When business guru John Hamm came to San Quentin in early January, it wasn’t his first time at this historic land- mark. Hamm is a huge fan of the entrepreneurial program, The Last Mile (TLM). He believes that it is one of the best chances for inmates to succeed, once paroled.
Hamm was at San Quentin to lecture TLM students enrolled in its computer coding program, called Code 7370. He’s given the same lecture about staying focused and path-finding countless times to CEOs and other business executives.
Hamm stood in front of a white board where he’d listed the habits of highly effective people no matter where they are — prison or free.
The Seven Habits of Highly Effective People Stephen R. Covey is a guide for better living. It took me a weekend to digest the book that in more than two decades has sold in the over 25 million copies worldwide. The book is well organized and written in accessible language that stuck with me – it might stick with you too, pushing you to live a principle-centered life.
Hamm tells the students that the first order of business is to take charge of their lives.
“You get to choose how you feel and how to react to what happens to you.”
Hamm explained that not reacting to everything that happens, means being proactive. “How many times have you said, ‘I wish I didn’t say that?”
Hamm pointed out that choice is both easy and hard at the same time.
“There’s no need to say something immediately.

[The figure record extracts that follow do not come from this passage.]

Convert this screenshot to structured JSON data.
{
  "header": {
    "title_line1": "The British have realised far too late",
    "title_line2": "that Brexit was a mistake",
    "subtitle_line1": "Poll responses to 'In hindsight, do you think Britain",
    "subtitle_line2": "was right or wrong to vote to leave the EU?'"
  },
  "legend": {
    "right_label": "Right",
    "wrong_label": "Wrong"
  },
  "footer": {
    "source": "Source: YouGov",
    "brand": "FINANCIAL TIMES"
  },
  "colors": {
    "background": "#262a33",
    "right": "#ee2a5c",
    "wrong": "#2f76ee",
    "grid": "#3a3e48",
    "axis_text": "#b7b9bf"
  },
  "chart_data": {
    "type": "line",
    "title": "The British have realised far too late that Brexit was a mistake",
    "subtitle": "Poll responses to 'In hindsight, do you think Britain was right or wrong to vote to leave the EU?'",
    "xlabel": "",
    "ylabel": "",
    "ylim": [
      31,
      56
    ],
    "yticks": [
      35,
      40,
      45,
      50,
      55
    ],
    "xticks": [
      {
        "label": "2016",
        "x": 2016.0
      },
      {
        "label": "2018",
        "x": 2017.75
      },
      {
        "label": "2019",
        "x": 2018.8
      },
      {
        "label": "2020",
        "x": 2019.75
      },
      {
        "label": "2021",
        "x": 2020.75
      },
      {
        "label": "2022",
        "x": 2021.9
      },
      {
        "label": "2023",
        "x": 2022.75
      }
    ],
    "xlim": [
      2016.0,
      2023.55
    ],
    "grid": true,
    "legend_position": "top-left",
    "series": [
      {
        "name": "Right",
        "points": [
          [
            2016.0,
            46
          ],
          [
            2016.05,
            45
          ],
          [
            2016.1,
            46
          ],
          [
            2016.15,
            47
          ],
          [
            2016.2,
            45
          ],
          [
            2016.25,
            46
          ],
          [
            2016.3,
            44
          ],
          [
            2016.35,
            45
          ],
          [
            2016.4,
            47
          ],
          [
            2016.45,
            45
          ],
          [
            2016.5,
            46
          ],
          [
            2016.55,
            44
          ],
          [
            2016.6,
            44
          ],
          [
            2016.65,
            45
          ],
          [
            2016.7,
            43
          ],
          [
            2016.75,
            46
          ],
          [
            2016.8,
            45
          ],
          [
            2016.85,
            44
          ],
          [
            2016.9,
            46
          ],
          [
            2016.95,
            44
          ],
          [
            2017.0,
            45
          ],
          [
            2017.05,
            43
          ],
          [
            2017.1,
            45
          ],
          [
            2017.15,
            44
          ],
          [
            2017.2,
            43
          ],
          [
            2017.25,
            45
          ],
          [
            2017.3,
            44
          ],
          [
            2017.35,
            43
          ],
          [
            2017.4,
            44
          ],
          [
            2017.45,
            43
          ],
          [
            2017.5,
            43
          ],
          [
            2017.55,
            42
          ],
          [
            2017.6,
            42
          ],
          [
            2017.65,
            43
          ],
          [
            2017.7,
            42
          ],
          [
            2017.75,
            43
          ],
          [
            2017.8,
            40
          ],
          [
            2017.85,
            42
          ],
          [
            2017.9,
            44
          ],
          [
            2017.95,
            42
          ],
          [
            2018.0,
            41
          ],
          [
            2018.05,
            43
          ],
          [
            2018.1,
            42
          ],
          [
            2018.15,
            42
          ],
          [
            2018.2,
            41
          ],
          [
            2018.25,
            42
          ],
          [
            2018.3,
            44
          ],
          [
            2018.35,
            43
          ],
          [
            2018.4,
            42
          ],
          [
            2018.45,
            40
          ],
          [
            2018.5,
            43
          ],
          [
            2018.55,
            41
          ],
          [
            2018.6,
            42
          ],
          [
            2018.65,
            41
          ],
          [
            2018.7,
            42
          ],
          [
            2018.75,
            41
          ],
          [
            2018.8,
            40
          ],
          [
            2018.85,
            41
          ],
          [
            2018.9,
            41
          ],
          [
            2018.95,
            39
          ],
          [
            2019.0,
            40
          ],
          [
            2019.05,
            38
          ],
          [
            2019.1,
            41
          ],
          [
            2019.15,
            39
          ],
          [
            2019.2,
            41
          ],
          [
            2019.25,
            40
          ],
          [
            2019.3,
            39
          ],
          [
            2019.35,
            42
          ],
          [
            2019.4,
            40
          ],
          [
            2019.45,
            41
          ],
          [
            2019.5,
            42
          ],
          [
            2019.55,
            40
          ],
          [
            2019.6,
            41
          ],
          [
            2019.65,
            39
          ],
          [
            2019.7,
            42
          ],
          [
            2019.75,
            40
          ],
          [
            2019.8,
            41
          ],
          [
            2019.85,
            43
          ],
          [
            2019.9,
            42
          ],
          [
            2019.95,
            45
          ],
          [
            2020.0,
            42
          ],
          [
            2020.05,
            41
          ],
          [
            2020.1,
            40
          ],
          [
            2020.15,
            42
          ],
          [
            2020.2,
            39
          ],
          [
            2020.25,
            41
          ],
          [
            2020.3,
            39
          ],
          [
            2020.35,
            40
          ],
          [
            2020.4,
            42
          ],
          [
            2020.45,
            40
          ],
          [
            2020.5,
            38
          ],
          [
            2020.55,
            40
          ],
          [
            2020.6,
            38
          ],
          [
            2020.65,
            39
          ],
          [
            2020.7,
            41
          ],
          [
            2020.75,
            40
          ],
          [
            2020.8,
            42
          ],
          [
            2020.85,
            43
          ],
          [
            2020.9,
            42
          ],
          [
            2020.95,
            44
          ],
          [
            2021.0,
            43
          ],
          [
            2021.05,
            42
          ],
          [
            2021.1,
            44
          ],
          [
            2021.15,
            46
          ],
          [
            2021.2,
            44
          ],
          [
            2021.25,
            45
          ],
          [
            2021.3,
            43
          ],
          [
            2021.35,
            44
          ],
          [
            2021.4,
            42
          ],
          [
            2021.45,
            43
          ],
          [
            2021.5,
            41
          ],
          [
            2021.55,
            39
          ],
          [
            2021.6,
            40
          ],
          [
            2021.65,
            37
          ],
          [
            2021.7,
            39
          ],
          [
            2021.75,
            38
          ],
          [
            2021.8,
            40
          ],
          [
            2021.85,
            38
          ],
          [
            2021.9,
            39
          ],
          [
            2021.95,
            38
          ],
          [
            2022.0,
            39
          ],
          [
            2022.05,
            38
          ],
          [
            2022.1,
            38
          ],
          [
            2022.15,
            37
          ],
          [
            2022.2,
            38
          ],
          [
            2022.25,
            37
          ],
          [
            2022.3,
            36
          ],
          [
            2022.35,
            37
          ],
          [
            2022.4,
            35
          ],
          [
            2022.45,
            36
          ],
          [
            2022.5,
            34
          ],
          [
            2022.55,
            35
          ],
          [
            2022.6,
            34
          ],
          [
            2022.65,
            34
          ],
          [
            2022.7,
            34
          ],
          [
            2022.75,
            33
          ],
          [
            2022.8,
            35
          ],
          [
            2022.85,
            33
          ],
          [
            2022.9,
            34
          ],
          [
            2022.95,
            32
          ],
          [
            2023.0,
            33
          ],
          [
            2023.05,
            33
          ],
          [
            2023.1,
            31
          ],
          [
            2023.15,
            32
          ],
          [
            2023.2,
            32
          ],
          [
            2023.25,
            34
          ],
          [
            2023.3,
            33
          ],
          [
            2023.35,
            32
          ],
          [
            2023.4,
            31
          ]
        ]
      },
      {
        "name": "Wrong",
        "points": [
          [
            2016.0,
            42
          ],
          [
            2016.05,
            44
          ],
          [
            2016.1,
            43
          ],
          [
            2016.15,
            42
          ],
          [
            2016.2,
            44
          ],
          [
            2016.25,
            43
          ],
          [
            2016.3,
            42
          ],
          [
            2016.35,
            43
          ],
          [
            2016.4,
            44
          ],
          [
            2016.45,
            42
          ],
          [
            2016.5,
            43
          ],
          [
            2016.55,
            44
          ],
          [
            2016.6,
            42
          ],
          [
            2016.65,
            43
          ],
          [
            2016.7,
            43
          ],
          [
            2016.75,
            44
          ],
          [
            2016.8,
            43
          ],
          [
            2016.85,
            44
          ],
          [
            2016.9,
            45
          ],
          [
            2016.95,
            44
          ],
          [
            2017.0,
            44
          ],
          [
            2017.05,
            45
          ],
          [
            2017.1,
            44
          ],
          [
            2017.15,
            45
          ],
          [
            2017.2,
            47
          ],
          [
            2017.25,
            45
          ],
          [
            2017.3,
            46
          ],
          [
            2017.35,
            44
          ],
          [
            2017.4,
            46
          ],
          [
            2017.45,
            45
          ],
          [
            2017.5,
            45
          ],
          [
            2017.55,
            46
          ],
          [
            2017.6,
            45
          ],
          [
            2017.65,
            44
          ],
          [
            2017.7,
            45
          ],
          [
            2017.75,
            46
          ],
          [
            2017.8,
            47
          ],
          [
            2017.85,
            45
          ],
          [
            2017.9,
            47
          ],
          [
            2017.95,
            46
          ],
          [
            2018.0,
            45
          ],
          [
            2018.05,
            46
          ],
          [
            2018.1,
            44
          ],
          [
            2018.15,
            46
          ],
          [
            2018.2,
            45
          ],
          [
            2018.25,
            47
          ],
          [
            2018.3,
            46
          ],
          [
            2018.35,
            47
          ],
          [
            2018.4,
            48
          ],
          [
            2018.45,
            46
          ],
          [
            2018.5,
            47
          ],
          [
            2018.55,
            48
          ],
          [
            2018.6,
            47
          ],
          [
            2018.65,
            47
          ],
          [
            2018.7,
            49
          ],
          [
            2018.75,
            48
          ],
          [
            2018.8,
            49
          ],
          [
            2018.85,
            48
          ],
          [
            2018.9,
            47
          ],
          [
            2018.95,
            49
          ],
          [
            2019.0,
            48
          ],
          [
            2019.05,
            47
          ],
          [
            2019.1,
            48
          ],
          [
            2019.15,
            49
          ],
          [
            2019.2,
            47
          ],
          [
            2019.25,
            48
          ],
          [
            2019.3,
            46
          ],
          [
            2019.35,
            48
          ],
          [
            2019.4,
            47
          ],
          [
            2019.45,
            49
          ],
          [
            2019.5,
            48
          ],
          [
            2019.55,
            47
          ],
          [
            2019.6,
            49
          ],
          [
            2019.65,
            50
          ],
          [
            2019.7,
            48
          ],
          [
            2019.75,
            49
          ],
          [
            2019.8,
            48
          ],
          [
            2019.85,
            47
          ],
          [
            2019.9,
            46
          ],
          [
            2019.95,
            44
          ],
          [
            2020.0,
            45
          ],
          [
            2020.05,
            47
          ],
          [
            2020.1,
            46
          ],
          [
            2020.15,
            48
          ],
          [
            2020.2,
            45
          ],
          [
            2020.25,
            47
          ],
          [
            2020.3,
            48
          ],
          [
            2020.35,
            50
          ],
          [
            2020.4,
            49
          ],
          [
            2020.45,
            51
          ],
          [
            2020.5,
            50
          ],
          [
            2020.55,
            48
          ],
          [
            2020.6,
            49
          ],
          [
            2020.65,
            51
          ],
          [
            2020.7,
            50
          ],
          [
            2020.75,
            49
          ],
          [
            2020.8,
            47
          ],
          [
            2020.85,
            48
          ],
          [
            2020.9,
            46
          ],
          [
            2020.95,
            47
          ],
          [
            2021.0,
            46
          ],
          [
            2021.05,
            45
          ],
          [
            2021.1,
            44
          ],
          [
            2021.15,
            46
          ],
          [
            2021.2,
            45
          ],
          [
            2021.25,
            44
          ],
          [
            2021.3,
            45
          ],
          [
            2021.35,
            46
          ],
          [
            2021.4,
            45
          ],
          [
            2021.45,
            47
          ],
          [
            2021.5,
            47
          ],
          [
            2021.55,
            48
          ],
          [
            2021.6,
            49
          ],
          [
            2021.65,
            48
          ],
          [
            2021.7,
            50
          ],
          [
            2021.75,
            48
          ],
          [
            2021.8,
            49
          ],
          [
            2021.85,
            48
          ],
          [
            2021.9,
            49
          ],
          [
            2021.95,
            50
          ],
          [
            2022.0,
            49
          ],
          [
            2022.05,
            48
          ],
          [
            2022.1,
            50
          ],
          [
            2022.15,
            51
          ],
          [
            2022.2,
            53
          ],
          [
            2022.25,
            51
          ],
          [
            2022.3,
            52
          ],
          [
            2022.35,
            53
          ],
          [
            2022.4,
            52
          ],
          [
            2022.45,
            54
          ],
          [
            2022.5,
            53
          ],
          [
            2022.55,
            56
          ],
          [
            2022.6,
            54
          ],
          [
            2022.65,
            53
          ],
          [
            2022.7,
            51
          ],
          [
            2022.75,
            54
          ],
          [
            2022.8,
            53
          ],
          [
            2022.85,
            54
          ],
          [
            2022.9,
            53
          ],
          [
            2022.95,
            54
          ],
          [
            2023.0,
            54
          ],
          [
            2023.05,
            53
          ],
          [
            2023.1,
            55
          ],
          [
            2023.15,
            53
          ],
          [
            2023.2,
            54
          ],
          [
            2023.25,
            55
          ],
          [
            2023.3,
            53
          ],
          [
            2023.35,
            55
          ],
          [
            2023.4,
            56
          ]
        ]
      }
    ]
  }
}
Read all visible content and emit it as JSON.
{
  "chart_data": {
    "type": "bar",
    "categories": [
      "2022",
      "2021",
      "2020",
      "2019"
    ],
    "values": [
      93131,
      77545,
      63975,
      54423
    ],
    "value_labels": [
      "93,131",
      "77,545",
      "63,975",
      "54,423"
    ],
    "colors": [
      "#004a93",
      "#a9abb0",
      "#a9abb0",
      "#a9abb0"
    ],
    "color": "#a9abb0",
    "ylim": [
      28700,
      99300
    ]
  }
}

You can drive a Ferrari 30 miles an hour,” Hamm said. “These kinds of people are elegant. They are thoughtful. There’s a mastery of this kind of proactivity.”
Hamm told the students that understanding why the habits in the book are important and then living by them is especially challenging for incarcerated people.
“That’s why I have such high regard for you guys. You are in here, planning your lives outside of this place.”
In the outside world, he said, there are not the chronic situations of control and lack of choice as found in prisons. He described prison as the ultimate place of patience: “At the end of the day, we only control ourselves.”
Hamm stressed the importance of team building. Effective people develop the habit of keeping the end goals in mind when thinking and planning, which can’t be done single-handedly.
To make “it” happen, the book includes phrases like “Seek first to understand, then to be understood,” which requires “empathic listening,” and “independence to be interdependent.” He suggests living by the “Win-Win or No Deal” philosophy for success.
Readers also learn the need to have good relationships and to value them.
Central to the book’s teachings is knowing your personal values and principles. These help to set priorities, essential in determining what needs to be done and what should be done.
The lessons worked for me. After the two-day class ended, I felt energized and ready to be more effective in my everyday life.